Thursday, September 30, 2010

Persuasion by Jane Austen


Just because I got back late (and I got a request for an update on my reading goals), today you get at Book Report. Stupid Things I've Done will be Friday thing this week. Look for it tomorrow . . .

Some of you may remember that I traveled over to Bristol and Bath a few months ago. On visiting Bath, I learned that the city was once Jane Austen's home and I even visited a Jane Austen Museum. The city was also frequently a setting for Ms. Austen's novels - specifically Northanger Abbey and Persuasion. Though I had not read either of those two novels, I had read both Pride & Prejudice and Emma. So while I was at the museum, I thought I'd pick up one of the novels that was based in the city. Opting for the novel written later in her career, I bought a copy of Persuasion.
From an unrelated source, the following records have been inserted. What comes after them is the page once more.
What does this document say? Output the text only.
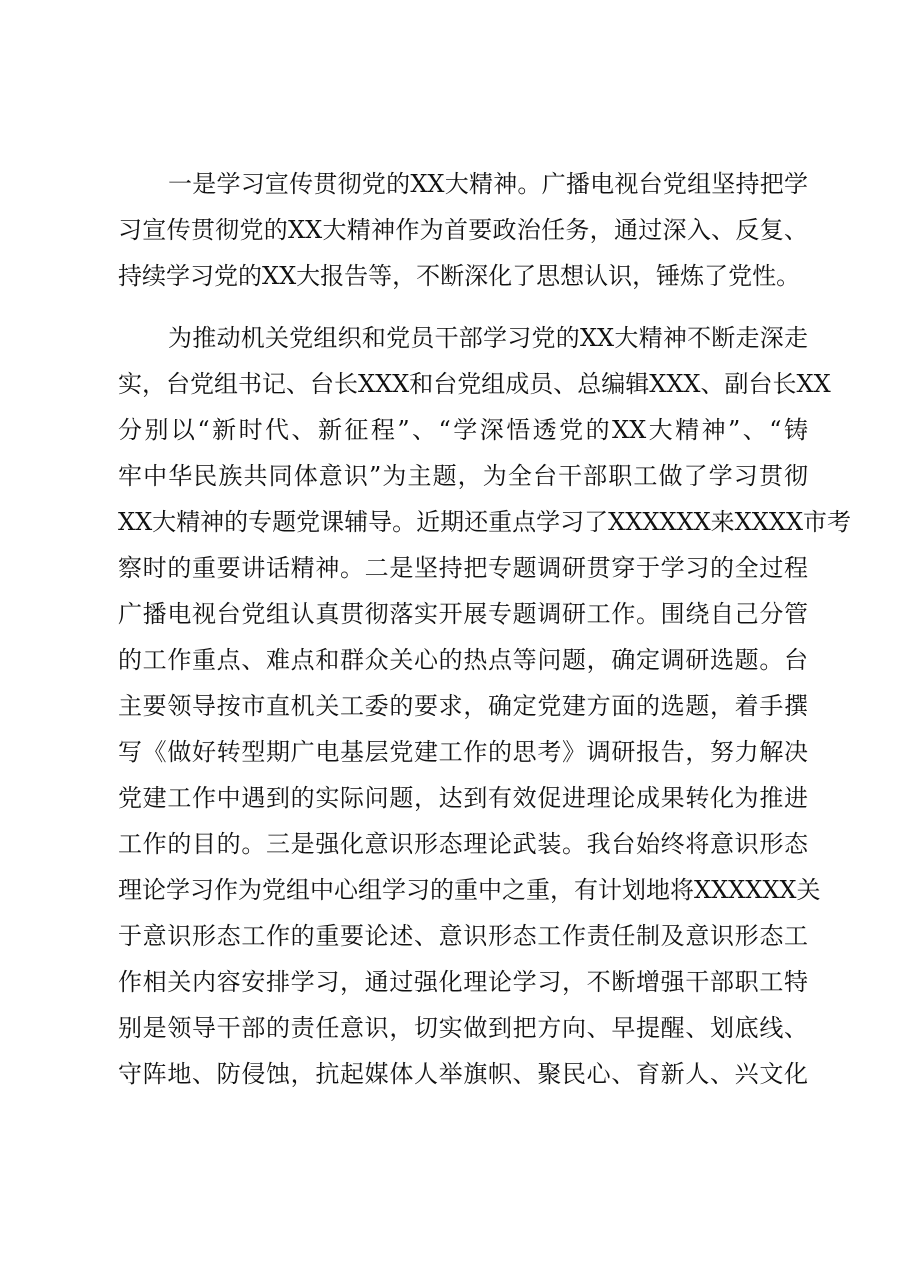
一是学习宣传贯彻党的XX大精神。广播电视台党组坚持把学
习宣传贯彻党的XX大精神作为首要政治任务，通过深入、反复、
持续学习党的XX大报告等，不断深化了思想认识，锤炼了党性。
为推动机关党组织和党员干部学习党的XX大精神不断走深走
实，台党组书记、台长XXX和台党组成员、总编辑XXX、副台长XX
分别以“新时代、新征程”、“学深悟透党的XX大精神”、“铸
牢中华民族共同体意识”为主题，为全台干部职工做了学习贯彻
XX大精神的专题党课辅导。近期还重点学习了XXXXXX来XXXX市考
察时的重要讲话精神。二是坚持把专题调研贯穿于学习的全过程
广播电视台党组认真贯彻落实开展专题调研工作。围绕自己分管
的工作重点、难点和群众关心的热点等问题，确定调研选题。台
主要领导按市直机关工委的要求，确定党建方面的选题，着手撰
写《做好转型期广电基层党建工作的思考》调研报告，努力解决
党建工作中遇到的实际问题，达到有效促进理论成果转化为推进
工作的目的。三是强化意识形态理论武装。我台始终将意识形态
理论学习作为党组中心组学习的重中之重，有计划地将XXXXXX关
于意识形态工作的重要论述、意识形态工作责任制及意识形态工
作相关内容安排学习，通过强化理论学习，不断增强干部职工特
别是领导干部的责任意识，切实做到把方向、早提醒、划底线、
守阵地、防侵蚀，抗起媒体人举旗帜、聚民心、育新人、兴文化
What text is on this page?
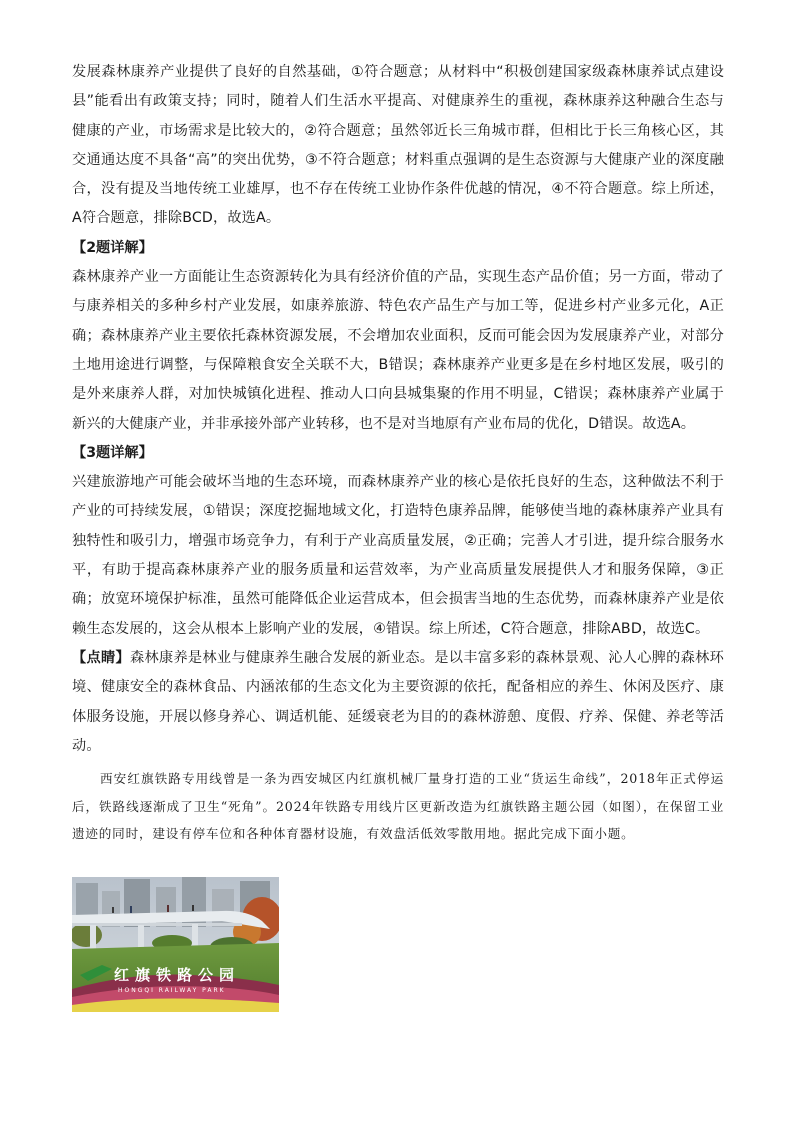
发展森林康养产业提供了良好的自然基础，①符合题意；从材料中“积极创建国家级森林康养试点建设县”能看出有政策支持；同时，随着人们生活水平提高、对健康养生的重视，森林康养这种融合生态与健康的产业，市场需求是比较大的，②符合题意；虽然邻近长三角城市群，但相比于长三角核心区，其交通通达度不具备“高”的突出优势，③不符合题意；材料重点强调的是生态资源与大健康产业的深度融合，没有提及当地传统工业雄厚，也不存在传统工业协作条件优越的情况，④不符合题意。综上所述，A符合题意，排除BCD，故选A。

【2题详解】

森林康养产业一方面能让生态资源转化为具有经济价值的产品，实现生态产品价值；另一方面，带动了与康养相关的多种乡村产业发展，如康养旅游、特色农产品生产与加工等，促进乡村产业多元化，A正确；森林康养产业主要依托森林资源发展，不会增加农业面积，反而可能会因为发展康养产业，对部分土地用途进行调整，与保障粮食安全关联不大，B错误；森林康养产业更多是在乡村地区发展，吸引的是外来康养人群，对加快城镇化进程、推动人口向县城集聚的作用不明显，C错误；森林康养产业属于新兴的大健康产业，并非承接外部产业转移，也不是对当地原有产业布局的优化，D错误。故选A。

【3题详解】

兴建旅游地产可能会破坏当地的生态环境，而森林康养产业的核心是依托良好的生态，这种做法不利于产业的可持续发展，①错误；深度挖掘地域文化，打造特色康养品牌，能够使当地的森林康养产业具有独特性和吸引力，增强市场竞争力，有利于产业高质量发展，②正确；完善人才引进，提升综合服务水平，有助于提高森林康养产业的服务质量和运营效率，为产业高质量发展提供人才和服务保障，③正确；放宽环境保护标准，虽然可能降低企业运营成本，但会损害当地的生态优势，而森林康养产业是依赖生态发展的，这会从根本上影响产业的发展，④错误。综上所述，C符合题意，排除ABD，故选C。

【点睛】森林康养是林业与健康养生融合发展的新业态。是以丰富多彩的森林景观、沁人心脾的森林环境、健康安全的森林食品、内涵浓郁的生态文化为主要资源的依托，配备相应的养生、休闲及医疗、康体服务设施，开展以修身养心、调适机能、延缓衰老为目的的森林游憩、度假、疗养、保健、养老等活动。

西安红旗铁路专用线曾是一条为西安城区内红旗机械厂量身打造的工业“货运生命线”，2018年正式停运后，铁路线逐渐成了卫生“死角”。2024年铁路专用线片区更新改造为红旗铁路主题公园（如图），在保留工业遗迹的同时，建设有停车位和各种体育器材设施，有效盘活低效零散用地。据此完成下面小题。

红旗铁路公园
HONGQI RAILWAY PARK
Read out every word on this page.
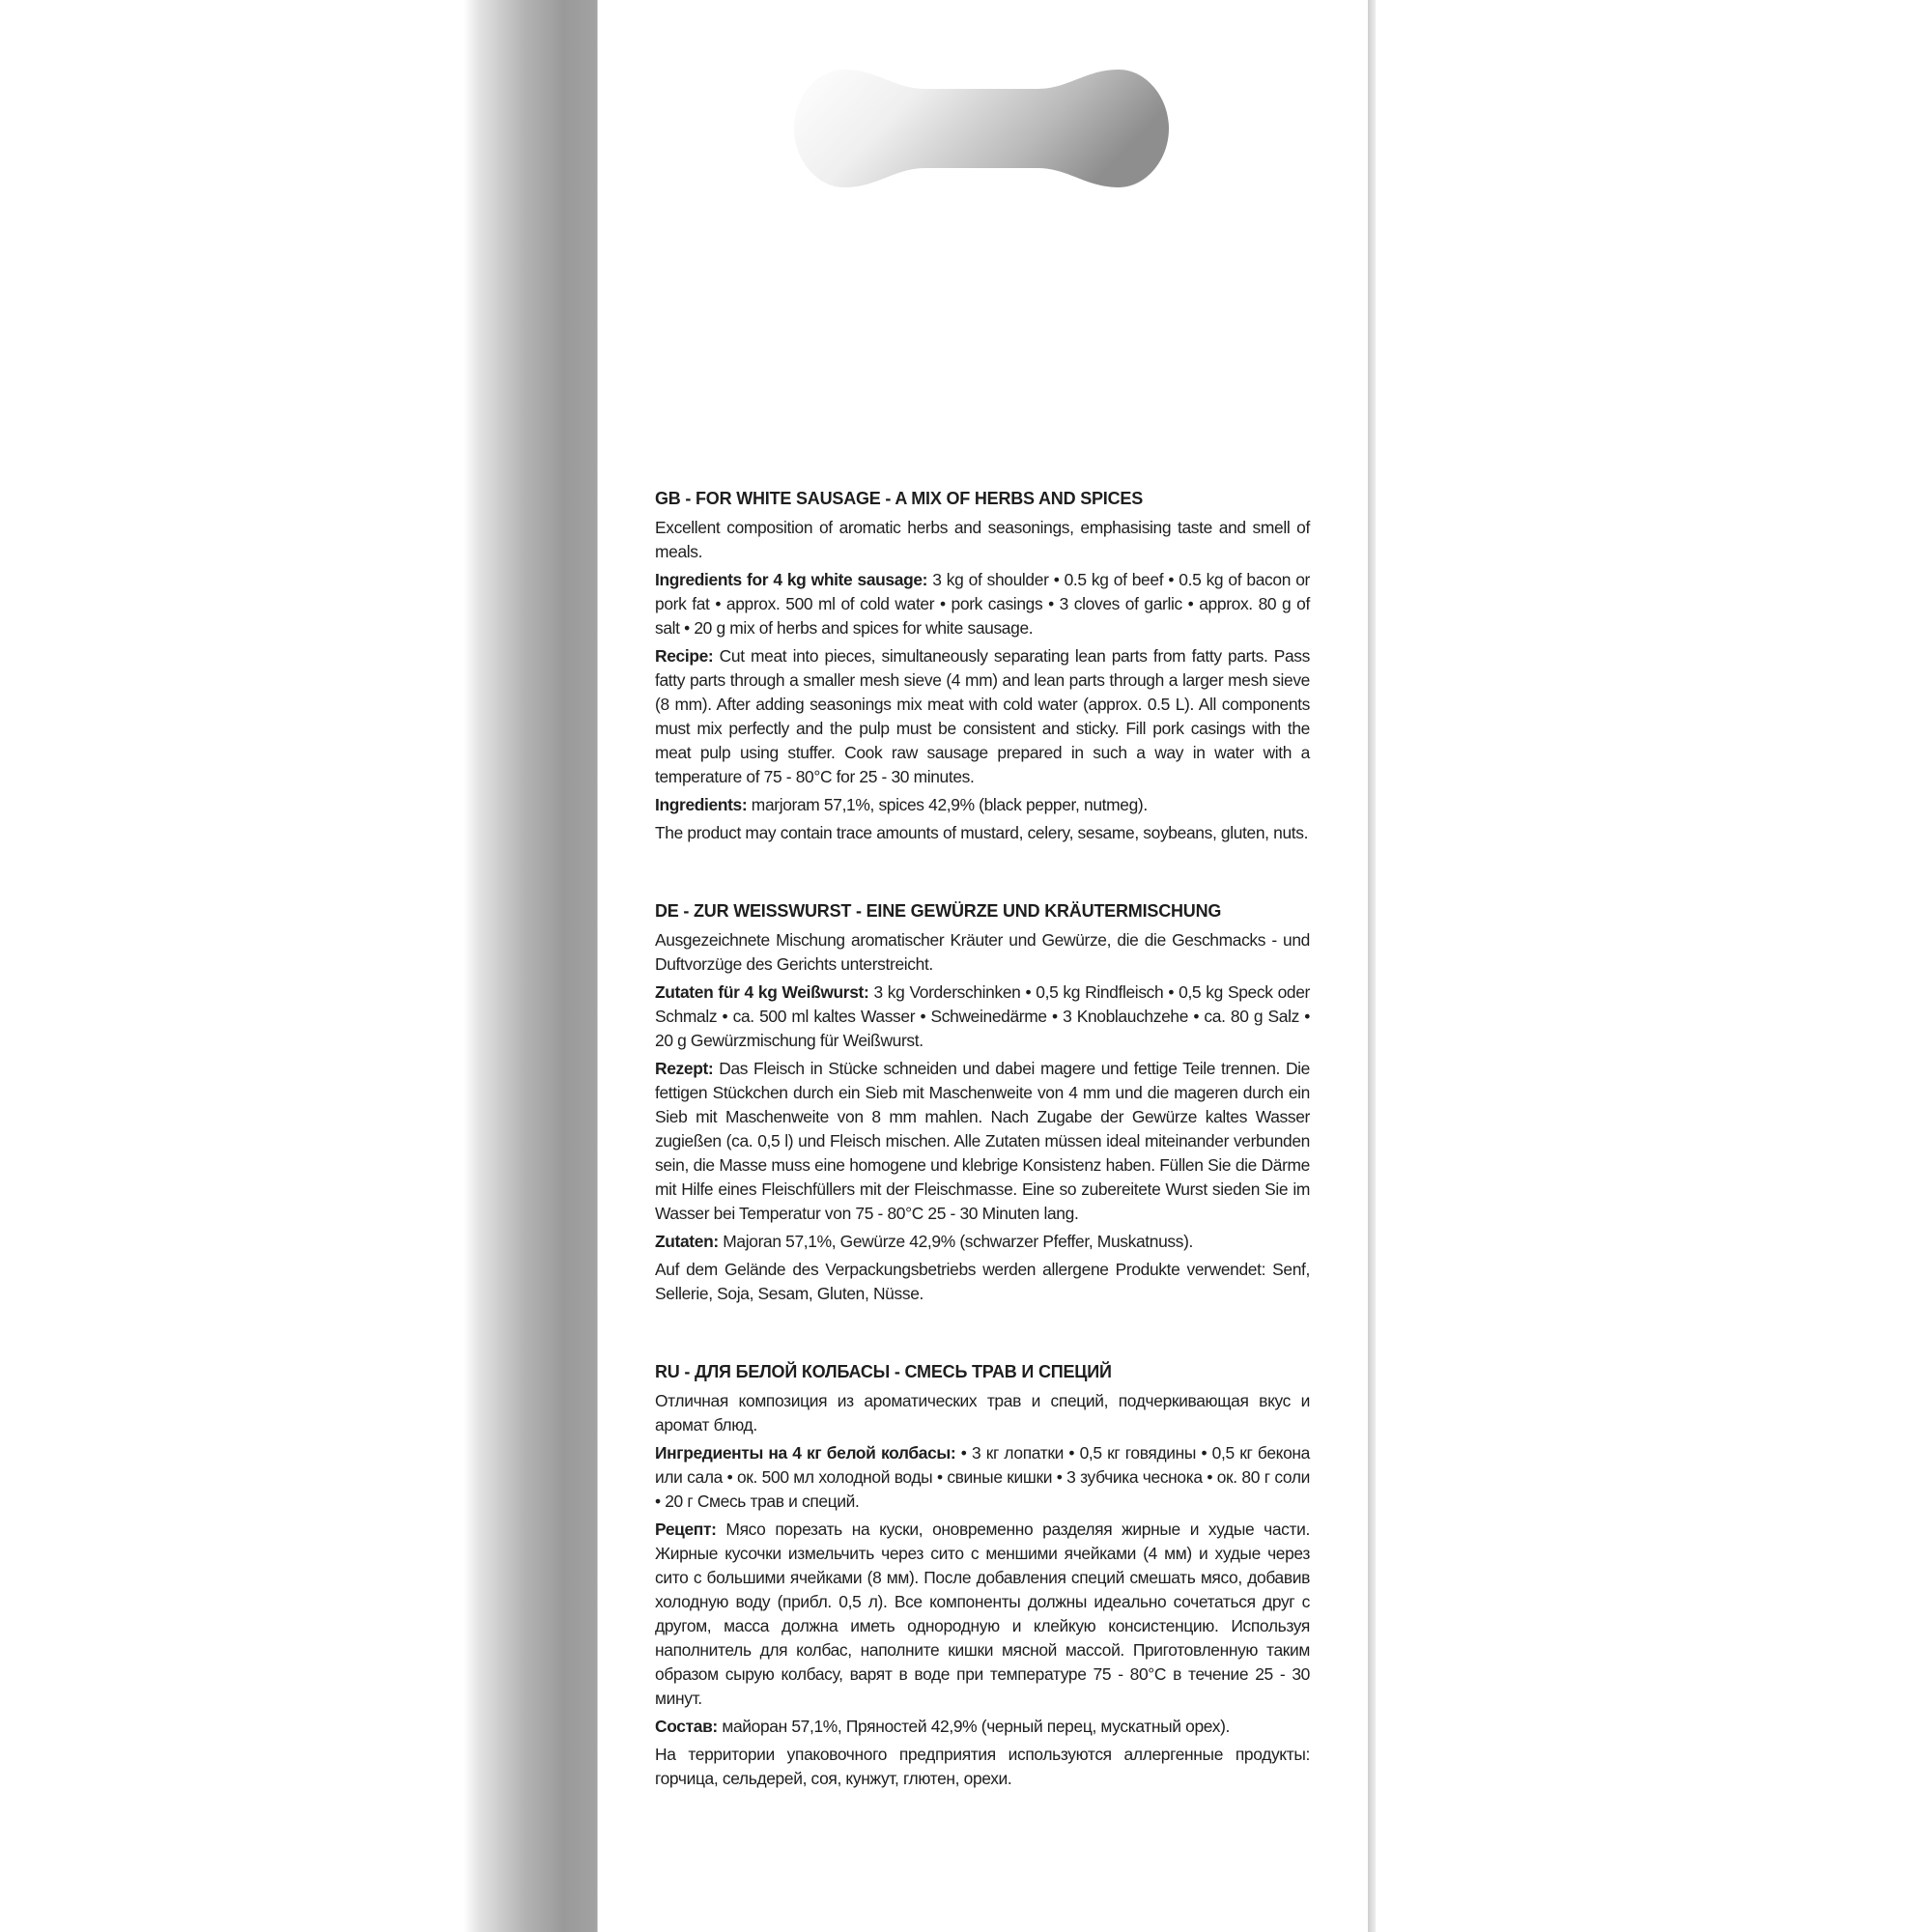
GB - FOR WHITE SAUSAGE - A MIX OF HERBS AND SPICES

Excellent composition of aromatic herbs and seasonings, emphasising taste and smell of meals.

Ingredients for 4 kg white sausage: 3 kg of shoulder • 0.5 kg of beef • 0.5 kg of bacon or pork fat • approx. 500 ml of cold water • pork casings • 3 cloves of garlic • approx. 80 g of salt • 20 g mix of herbs and spices for white sausage.

Recipe: Cut meat into pieces, simultaneously separating lean parts from fatty parts. Pass fatty parts through a smaller mesh sieve (4 mm) and lean parts through a larger mesh sieve (8 mm). After adding seasonings mix meat with cold water (approx. 0.5 L). All components must mix perfectly and the pulp must be consistent and sticky. Fill pork casings with the meat pulp using stuffer. Cook raw sausage prepared in such a way in water with a temperature of 75 - 80°C for 25 - 30 minutes.

Ingredients: marjoram 57,1%, spices 42,9% (black pepper, nutmeg).

The product may contain trace amounts of mustard, celery, sesame, soybeans, gluten, nuts.

DE - ZUR WEISSWURST - EINE GEWÜRZE UND KRÄUTERMISCHUNG

Ausgezeichnete Mischung aromatischer Kräuter und Gewürze, die die Geschmacks - und Duftvorzüge des Gerichts unterstreicht.

Zutaten für 4 kg Weißwurst: 3 kg Vorderschinken • 0,5 kg Rindfleisch • 0,5 kg Speck oder Schmalz • ca. 500 ml kaltes Wasser • Schweinedärme • 3 Knoblauchzehe • ca. 80 g Salz • 20 g Gewürzmischung für Weißwurst.

Rezept: Das Fleisch in Stücke schneiden und dabei magere und fettige Teile trennen. Die fettigen Stückchen durch ein Sieb mit Maschenweite von 4 mm und die mageren durch ein Sieb mit Maschenweite von 8 mm mahlen. Nach Zugabe der Gewürze kaltes Wasser zugießen (ca. 0,5 l) und Fleisch mischen. Alle Zutaten müssen ideal miteinander verbunden sein, die Masse muss eine homogene und klebrige Konsistenz haben. Füllen Sie die Därme mit Hilfe eines Fleischfüllers mit der Fleischmasse. Eine so zubereitete Wurst sieden Sie im Wasser bei Temperatur von 75 - 80°C 25 - 30 Minuten lang.

Zutaten: Majoran 57,1%, Gewürze 42,9% (schwarzer Pfeffer, Muskatnuss).

Auf dem Gelände des Verpackungsbetriebs werden allergene Produkte verwendet: Senf, Sellerie, Soja, Sesam, Gluten, Nüsse.

RU - ДЛЯ БЕЛОЙ КОЛБАСЫ - СМЕСЬ ТРАВ И СПЕЦИЙ

Отличная композиция из ароматических трав и специй, подчеркивающая вкус и аромат блюд.

Ингредиенты на 4 кг белой колбасы: • 3 кг лопатки • 0,5 кг говядины • 0,5 кг бекона или сала • ок. 500 мл холодной воды • свиные кишки • 3 зубчика чеснока • ок. 80 г соли • 20 г Смесь трав и специй.

Рецепт: Мясо порезать на куски, оновременно разделяя жирные и худые части. Жирные кусочки измельчить через сито с меншими ячейками (4 мм) и худые через сито с большими ячейками (8 мм). После добавления специй смешать мясо, добавив холодную воду (прибл. 0,5 л). Все компоненты должны идеально сочетаться друг с другом, масса должна иметь однородную и клейкую консистенцию. Используя наполнитель для колбас, наполните кишки мясной массой. Приготовленную таким образом сырую колбасу, варят в воде при температуре 75 - 80°C в течение 25 - 30 минут.

Состав: майоран 57,1%, Пряностей 42,9% (черный перец, мускатный орех).

На территории упаковочного предприятия используются аллергенные продукты: горчица, сельдерей, соя, кунжут, глютен, орехи.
Reading the novel was a pleasant enough experience. Reading Austen, like reading Shakespeare, takes a little bit of time to get accustomed to. You need to read a few chapters before you get into the language of the era. One thing I can admit was that the book was alive to me. Having just visited the city of Bath, I could easily envision the atmosphere and could picture the places that Austen names in her book. The assembly halls were fresh in my memory and I remember walking The Circus and The Royal Crescent.

Persuasion is quite critical of the Bath aristocracy, painting them as duplicitous and untrustworthy. Simultaneously it idealized the simple values of the country folk. As with the other two novels of Austen's that I have read, the plot focuses on the misunderstanding and miscommunication that occurs between men and women. So it's no surprise that the plot is resolved when the two would-be lovers finally talk frankly to each other instead of relying on their own perceptions and the perceptions of others who might persuade them. Still, a fun read, though.

Since I find it hard to compare Austen to other fiction, I can only compare this work to her others that I've read. I found it more interesting than Emma, but less interesting than Pride and Prejudice.

As far as my 10,000 pages goal, I'm still behind schedule (I have 2 book reports yet to write for you all on other pieces I've completed) but I'm in the neighborhood of 6000 pages with 3 months to go. I better get busy reading!